大门外停着谢澄明平时常开的那辆车,后车门敞开着,童遐迩快步走过去,谢澄明正坐在后座,低头看着手中平板上的文件。
临近春节,想想也知道他会有多忙,但他仍然挤出了时间陪她过生日,让光吃饭不干活的童遐迩感到些许不好意思。
她坐进车内关上门,冲着抬起头的谢澄明露出个十足乖巧的微笑:“小谢哥哥,辛苦啦~”
谢澄明并没有理会她的示好,凛然的眼神扫过她的脸,落在她胸口的镂空花纹上,英挺的眉毛紧紧皱了起来。
这穿的是什么东西?
想到《如何与青春期孩子相处》中所说的,谢澄明忍下已到嘴边的劝诫之语,换了种平和的语气:“穿这么点不冷吗?回去拿个围巾吧。”
车内的暖气开得很高,童遐迩刚把外套脱下,就听见谢澄明的迷之发言。
看着他身上几乎没变过的西装马甲衬衫三件套,再对比自己这一看就很暖和的丝绒长裙与毛呢大衣,童遐迩实在不知道到底是谁会觉得冷。
她充满无辜的眼神与谢澄明对视:“我不冷啊,不用围巾了,直接走吧。”
谢澄明无奈地掐了掐鼻梁。难道他要直说你还小,不要穿这样的衣服吗?
看来,他必须抽空好好思考一番,应该怎样不露痕迹地教育这个正处于豆蔻年华的少女,让她形成保护自己的意识。

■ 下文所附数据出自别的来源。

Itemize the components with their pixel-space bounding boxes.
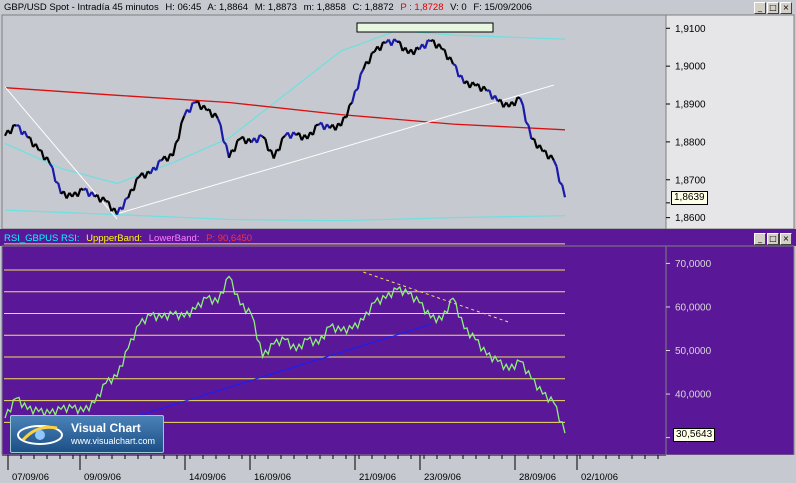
price-y-tick-label: 1,8700 bbox=[675, 175, 706, 186]
rsi-y-tick-label: 70,0000 bbox=[675, 259, 712, 270]
price-segment bbox=[13, 125, 16, 126]
price-window-buttons: _ □ × bbox=[754, 2, 792, 14]
maximize-button[interactable]: □ bbox=[767, 2, 779, 14]
highlight-rectangle bbox=[357, 23, 493, 32]
price-segment bbox=[260, 135, 263, 137]
date-label: F: 15/09/2006 bbox=[473, 2, 532, 13]
last-rsi-tag: 30,5643 bbox=[673, 428, 715, 442]
rsi-label: RSI_GBPUS RSI: bbox=[4, 233, 80, 244]
x-tick-label: 14/09/06 bbox=[189, 472, 226, 483]
price-y-tick-label: 1,9100 bbox=[675, 24, 706, 35]
close-label: C: 1,8872 bbox=[353, 2, 394, 13]
minimize-button[interactable]: _ bbox=[754, 2, 766, 14]
maximize-button[interactable]: □ bbox=[767, 233, 779, 245]
price-segment bbox=[55, 182, 58, 183]
high-label: M: 1,8873 bbox=[255, 2, 297, 13]
last-price-tag: 1,8639 bbox=[671, 191, 708, 205]
price-plot-area bbox=[2, 15, 666, 229]
price-segment bbox=[517, 97, 520, 98]
price-segment bbox=[81, 189, 84, 191]
price-pane: 1,9100 1,9000 1,8900 1,8800 1,8700 1,8600 GBP… bbox=[0, 0, 796, 229]
rsi-window-buttons: _ □ × bbox=[754, 233, 792, 245]
rsi-header: RSI_GBPUS RSI: UppperBand: LowerBand: P:… bbox=[4, 232, 256, 245]
price-segment bbox=[428, 40, 431, 41]
logo-name: Visual Chart bbox=[71, 421, 141, 435]
hour-label: H: 06:45 bbox=[165, 2, 201, 13]
logo-url: www.visualchart.com bbox=[71, 436, 155, 446]
x-tick-label: 23/09/06 bbox=[424, 472, 461, 483]
low-label: m: 1,8858 bbox=[304, 2, 346, 13]
x-tick-label: 16/09/06 bbox=[254, 472, 291, 483]
p-label: P : 1,8728 bbox=[400, 2, 443, 13]
x-tick-label: 09/09/06 bbox=[84, 472, 121, 483]
x-tick-label: 07/09/06 bbox=[12, 472, 49, 483]
minimize-button[interactable]: _ bbox=[754, 233, 766, 245]
price-segment bbox=[125, 198, 128, 199]
open-label: A: 1,8864 bbox=[207, 2, 248, 13]
volume-label: V: 0 bbox=[450, 2, 467, 13]
x-axis: 07/09/06 09/09/06 14/09/06 16/09/06 21/09/06… bbox=[0, 455, 796, 481]
x-tick-label: 02/10/06 bbox=[581, 472, 618, 483]
x-tick-label: 28/09/06 bbox=[519, 472, 556, 483]
rsi-y-tick-label: 60,0000 bbox=[675, 302, 712, 313]
price-segment bbox=[453, 64, 456, 66]
lower-band-label: LowerBand: bbox=[149, 233, 200, 244]
symbol-label: GBP/USD Spot - Intradía 45 minutos bbox=[4, 2, 159, 13]
price-header: GBP/USD Spot - Intradía 45 minutos H: 06… bbox=[4, 1, 536, 14]
price-y-tick-label: 1,8800 bbox=[675, 137, 706, 148]
visual-chart-logo: Visual Chart www.visualchart.com bbox=[10, 415, 164, 453]
logo-icon bbox=[13, 418, 67, 450]
chart-window: 1,9100 1,9000 1,8900 1,8800 1,8700 1,8600 GBP… bbox=[0, 0, 796, 481]
price-y-tick-label: 1,8900 bbox=[675, 100, 706, 111]
price-segment bbox=[372, 52, 375, 53]
price-y-tick-label: 1,8600 bbox=[675, 213, 706, 224]
x-tick-label: 21/09/06 bbox=[359, 472, 396, 483]
close-button[interactable]: × bbox=[780, 2, 792, 14]
close-button[interactable]: × bbox=[780, 233, 792, 245]
p-value-label: P: 90,6450 bbox=[206, 233, 252, 244]
price-y-tick-label: 1,9000 bbox=[675, 62, 706, 73]
rsi-y-tick-label: 40,0000 bbox=[675, 390, 712, 401]
price-segment bbox=[237, 139, 240, 141]
upper-band-label: UppperBand: bbox=[86, 233, 142, 244]
price-segment bbox=[442, 49, 445, 50]
rsi-y-tick-label: 50,0000 bbox=[675, 346, 712, 357]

工作日的傍晚,车辆从静谧的住宅区驶入市中心主干道后,路上堵得水泄不通。
时针指过七点,两人才抵达目的地餐厅。
纯黑的玛莎拉蒂开进君悦酒店的地下车库,走进电梯后,童遐迩随口抱怨:“哎,再迟一点晚餐都要结束了吧。” m..coma
闻言,谢澄明立即解释:“不会,预约的时间直到今晚12点。”
这种直男式回答……
他难道还真以为她在担心餐厅会不让晚到的客人进门吗?
童遐迩完全有理由怀疑,谢澄明的情商是不是全都用在了商业交际上,真是活该他二十八岁了还在单身。
电梯在静谧的气氛中缓缓升上地面。
透过观景玻璃,对面国贸大楼的LED屏幕上某个运动品牌的广告视频映入童遐迩的眼帘,展逸的俊脸从中出现。
他现在才出道几天,资源就这么好?
这种地标大厦单人宣传的待遇,让前偶像童遐迩暗戳戳地羡慕了。
数秒后,电梯抵达顶层餐厅。
身穿燕尾服的男招待静立在门边,两人走出电梯后,他立即微笑着上前询问:“请问二位有预约吗?”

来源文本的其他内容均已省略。